Someway through May or June, once the figs are fully formed, I like to boost potassium with Mr. Stacky 4-18-38 Tomato Fertilizer.
You will notice that the nitrogen is only 4% because a fig tree doesn’t need nitrogen at this growth phase. However, fig trees still need phosphorus by the end of their growing season because it strengthens roots to prepare them for winter.
How Often Should I Fertilize My Potted Fig Tree?
Experienced people always say you should let a fig tree tell you what it needs. I believe that way of thinking came from areas where in-ground fig trees don’t need fertilizing at all because the soil is very rich in nutrients.
Potted fig trees are quite a different story. However, the method above can be used to know if a fig tree needs additional fertilizing after it’s been fertilized already.
My general rule is to fertilize once in each of the three phases described earlier.

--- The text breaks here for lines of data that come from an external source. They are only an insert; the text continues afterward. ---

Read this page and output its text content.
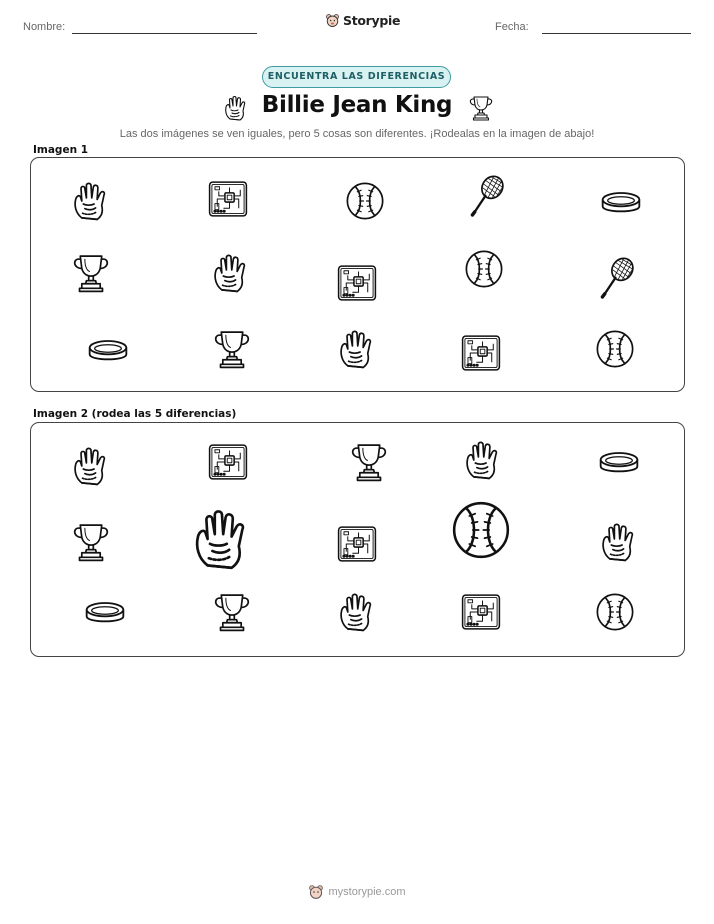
Nombre:	Fecha:
Storypie
ENCUENTRA LAS DIFERENCIAS
Billie Jean King
Las dos imágenes se ven iguales, pero 5 cosas son diferentes. ¡Rodealas en la imagen de abajo!
Imagen 1
Imagen 2 (rodea las 5 diferencias)
mystorypie.com
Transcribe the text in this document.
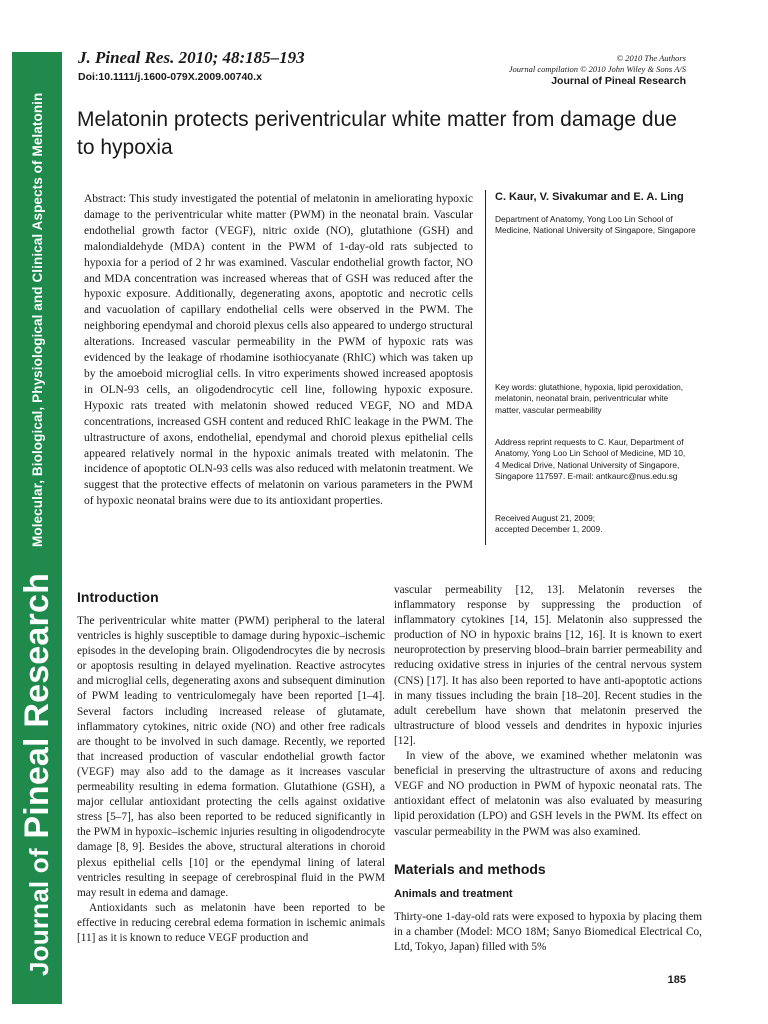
Journal of Pineal Research
Molecular, Biological, Physiological and Clinical Aspects of Melatonin
J. Pineal Res. 2010; 48:185–193
Doi:10.1111/j.1600-079X.2009.00740.x
© 2010 The Authors
Journal compilation © 2010 John Wiley & Sons A/S
Journal of Pineal Research
Melatonin protects periventricular white matter from damage due to hypoxia
Abstract: This study investigated the potential of melatonin in ameliorating hypoxic damage to the periventricular white matter (PWM) in the neonatal brain. Vascular endothelial growth factor (VEGF), nitric oxide (NO), glutathione (GSH) and malondialdehyde (MDA) content in the PWM of 1-day-old rats subjected to hypoxia for a period of 2 hr was examined. Vascular endothelial growth factor, NO and MDA concentration was increased whereas that of GSH was reduced after the hypoxic exposure. Additionally, degenerating axons, apoptotic and necrotic cells and vacuolation of capillary endothelial cells were observed in the PWM. The neighboring ependymal and choroid plexus cells also appeared to undergo structural alterations. Increased vascular permeability in the PWM of hypoxic rats was evidenced by the leakage of rhodamine isothiocyanate (RhIC) which was taken up by the amoeboid microglial cells. In vitro experiments showed increased apoptosis in OLN-93 cells, an oligodendrocytic cell line, following hypoxic exposure. Hypoxic rats treated with melatonin showed reduced VEGF, NO and MDA concentrations, increased GSH content and reduced RhIC leakage in the PWM. The ultrastructure of axons, endothelial, ependymal and choroid plexus epithelial cells appeared relatively normal in the hypoxic animals treated with melatonin. The incidence of apoptotic OLN-93 cells was also reduced with melatonin treatment. We suggest that the protective effects of melatonin on various parameters in the PWM of hypoxic neonatal brains were due to its antioxidant properties.
C. Kaur, V. Sivakumar and E. A. Ling
Department of Anatomy, Yong Loo Lin School of Medicine, National University of Singapore, Singapore
Key words: glutathione, hypoxia, lipid peroxidation, melatonin, neonatal brain, periventricular white matter, vascular permeability
Address reprint requests to C. Kaur, Department of Anatomy, Yong Loo Lin School of Medicine, MD 10, 4 Medical Drive, National University of Singapore, Singapore 117597. E-mail: antkaurc@nus.edu.sg
Received August 21, 2009;
accepted December 1, 2009.
Introduction

The periventricular white matter (PWM) peripheral to the lateral ventricles is highly susceptible to damage during hypoxic–ischemic episodes in the developing brain. Oligodendrocytes die by necrosis or apoptosis resulting in delayed myelination. Reactive astrocytes and microglial cells, degenerating axons and subsequent diminution of PWM leading to ventriculomegaly have been reported [1–4]. Several factors including increased release of glutamate, inflammatory cytokines, nitric oxide (NO) and other free radicals are thought to be involved in such damage. Recently, we reported that increased production of vascular endothelial growth factor (VEGF) may also add to the damage as it increases vascular permeability resulting in edema formation. Glutathione (GSH), a major cellular antioxidant protecting the cells against oxidative stress [5–7], has also been reported to be reduced significantly in the PWM in hypoxic–ischemic injuries resulting in oligodendrocyte damage [8, 9]. Besides the above, structural alterations in choroid plexus epithelial cells [10] or the ependymal lining of lateral ventricles resulting in seepage of cerebrospinal fluid in the PWM may result in edema and damage.

Antioxidants such as melatonin have been reported to be effective in reducing cerebral edema formation in ischemic animals [11] as it is known to reduce VEGF production and

vascular permeability [12, 13]. Melatonin reverses the inflammatory response by suppressing the production of inflammatory cytokines [14, 15]. Melatonin also suppressed the production of NO in hypoxic brains [12, 16]. It is known to exert neuroprotection by preserving blood–brain barrier permeability and reducing oxidative stress in injuries of the central nervous system (CNS) [17]. It has also been reported to have anti-apoptotic actions in many tissues including the brain [18–20]. Recent studies in the adult cerebellum have shown that melatonin preserved the ultrastructure of blood vessels and dendrites in hypoxic injuries [12].

In view of the above, we examined whether melatonin was beneficial in preserving the ultrastructure of axons and reducing VEGF and NO production in PWM of hypoxic neonatal rats. The antioxidant effect of melatonin was also evaluated by measuring lipid peroxidation (LPO) and GSH levels in the PWM. Its effect on vascular permeability in the PWM was also examined.

Materials and methods
Animals and treatment

Thirty-one 1-day-old rats were exposed to hypoxia by placing them in a chamber (Model: MCO 18M; Sanyo Biomedical Electrical Co, Ltd, Tokyo, Japan) filled with 5%

185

Then I check my potted fig trees from time to time to see if there are any signs that they need more fertilizer.
They rarely need more than what I initially give them, especially if all three types of fertilizer are used respectively.
How Much Fertilizer Does a Potted Fig Tree Need?
Now that we talked about how often a potted fig tree needs fertilizer, we should discuss quantities.
Quantities largely depend on the tree size and container/root size. Additionally, quantities depend on the specific fertilizer as well. The rule of thumb is to follow the instructions on the fertilizer package and give it at the right intervals, as I explained above.
Since fig trees don’t actually need a lot of fertilizer, I always cut the amount specified on the fertilizer package in half in the first phase. Sometimes even less than that.
In the second and third phases, which require phosphorus and potassium, I reduce the quantity even more. I would say 1/4 of what is generally used per instructions.
If fertilizer is spread correctly throughout the growing season, you will be surprised with how little fertilizer fig trees thrive and produce magnificent fruit.
When To Stop Fertilizing Potted Fig Trees?
Knowing when to stop fertilizing is equally important as knowing when to fertilize. But stopping fertilizing altogether isn’t enough. You need to know when and why to stop with each nutrient.
When people often say, “give your fig tree this and that,” they completely ignore the fact that there are other nutrients in the fertilizer as well. Some of those nutrients may be bad for the tree at that particular time.
I try to be more specific than that when telling anyone what to fertilize their fig tree with. For example, when I talk about when to give a fig tree potassium and phosphorus, I will also mention that the fertilizer rich in those two needs to have very little to no nitrogen.
N needs to be stopped early in the growing season because it can prevent fruit formation. Fig trees with too much nitrogen mid-growing season start growing wild and may prioritize growing over fruiting.
It would be best if you stopped P and K by the 1st of July for early varieties (ripe in August) and the 1st of August for late varieties (ripe in September and later).
Giving both of these to the fig tree later than that can cause problems with the fruit, such as dry fruit from too much phosphorus or prolonged fruiting season that creates the risk of frost damage when winter comes.
Why Is Stopping Fertilization Even More Important for Potted Fig Trees?
Growing fig trees in containers is a method generally practiced in colder and more humid climates.
Potted fig trees are easily protected against cold winds, frost and controlled to achieve earlier ripening. Besides, fig trees in such climates tend to stay smaller anyway, so it’s logical to grow them in containers.
To get back on point, these climates and growing conditions tend to put way more stress on the tree, making it very sensitive to fertilization timings.
A shorter growing season means it can end sooner than average each year, making it crucial to stop fertilizing on time.